È un piccolo prestito conferito ai poveri in particolare alle donne, per avviarli ad un’attività. La restituzione avviene a piccole tranches, con interessi bassi.
Chi finanzia il microcredito?
Esistono tre stadi. Prima di tutto, si deve trovare un garante, poi creasi un piccolo fondo, infine entra in campo il mercato. Se il garante è un’organizzazione non governativa, servono delle basi da cui partire: la persona che riceve gradualmente il prestito, è in grado di restituirlo e piano piano riesce a rientrare in un sistema normale di finanziamento. Chiunque può creare un fondo per supportare il microcredito. Il 70 per cento del denaro arriva dalle stesse persone che all’inizio hanno chiesto il prestito: il sistema, così, si autofinanzia.

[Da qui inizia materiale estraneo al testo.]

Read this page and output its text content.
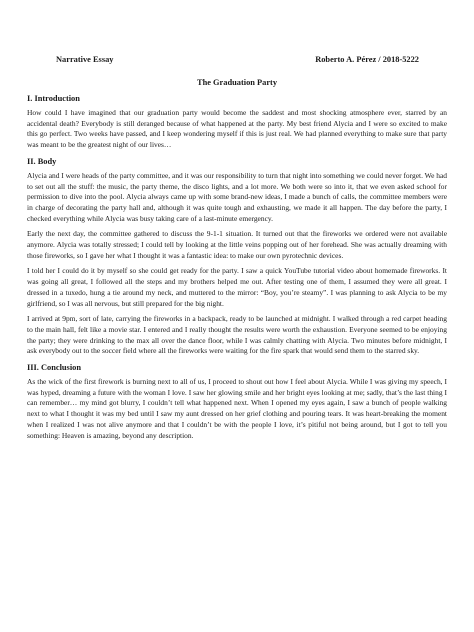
Narrative Essay	Roberto A. Pérez / 2018-5222
The Graduation Party
I. Introduction

How could I have imagined that our graduation party would become the saddest and most shocking atmosphere ever, starred by an accidental death? Everybody is still deranged because of what happened at the party. My best friend Alycia and I were so excited to make this go perfect. Two weeks have passed, and I keep wondering myself if this is just real. We had planned everything to make sure that party was meant to be the greatest night of our lives…

II. Body

Alycia and I were heads of the party committee, and it was our responsibility to turn that night into something we could never forget. We had to set out all the stuff: the music, the party theme, the disco lights, and a lot more. We both were so into it, that we even asked school for permission to dive into the pool. Alycia always came up with some brand-new ideas, I made a bunch of calls, the committee members were in charge of decorating the party hall and, although it was quite tough and exhausting, we made it all happen. The day before the party, I checked everything while Alycia was busy taking care of a last-minute emergency.

Early the next day, the committee gathered to discuss the 9-1-1 situation. It turned out that the fireworks we ordered were not available anymore. Alycia was totally stressed; I could tell by looking at the little veins popping out of her forehead. She was actually dreaming with those fireworks, so I gave her what I thought it was a fantastic idea: to make our own pyrotechnic devices.

I told her I could do it by myself so she could get ready for the party. I saw a quick YouTube tutorial video about homemade fireworks. It was going all great, I followed all the steps and my brothers helped me out. After testing one of them, I assumed they were all great. I dressed in a tuxedo, hung a tie around my neck, and muttered to the mirror: “Boy, you’re steamy”. I was planning to ask Alycia to be my girlfriend, so I was all nervous, but still prepared for the big night.

I arrived at 9pm, sort of late, carrying the fireworks in a backpack, ready to be launched at midnight. I walked through a red carpet heading to the main hall, felt like a movie star. I entered and I really thought the results were worth the exhaustion. Everyone seemed to be enjoying the party; they were drinking to the max all over the dance floor, while I was calmly chatting with Alycia. Two minutes before midnight, I ask everybody out to the soccer field where all the fireworks were waiting for the fire spark that would send them to the starred sky.

III. Conclusion

As the wick of the first firework is burning next to all of us, I proceed to shout out how I feel about Alycia. While I was giving my speech, I was hyped, dreaming a future with the woman I love. I saw her glowing smile and her bright eyes looking at me; sadly, that’s the last thing I can remember… my mind got blurry, I couldn’t tell what happened next. When I opened my eyes again, I saw a bunch of people walking next to what I thought it was my bed until I saw my aunt dressed on her grief clothing and pouring tears. It was heart-breaking the moment when I realized I was not alive anymore and that I couldn’t be with the people I love, it’s pitiful not being around, but I got to tell you something: Heaven is amazing, beyond any description.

Il microcredito è sostenibile?
Sì, perché si inizia con piccole somme di denaro per poter fare dei profitti dopo quattro o cinque anni. All’inizio, c’è bisogno di una base per iniziare, ma subito, grazie agli interessi bassi, ci si inserisce nel mercato normale. Se si coinvolgesse anche il mercato in questo sistema, non avremmo bisogno di quel periodo iniziale.
Quando le è venuta l’idea della Grameen bank?
È stata la frustrazione causata dalla povertà in Bangladesh, la carestia. Volevo fare qualcosa per aiutare la gente in difficoltà, la gente troppo povera per avere i prestiti dalle banche, con elevati tassi di interesse. In principio, cominciai a fare prestiti di tasca mia e andai nelle banche a chiedere di concedere prestiti ai poveri; ma queste erano mal disposte in assenza di garanzie, e allora mi offrii come garante. Così cominciò a crescere l’idea del microcredito.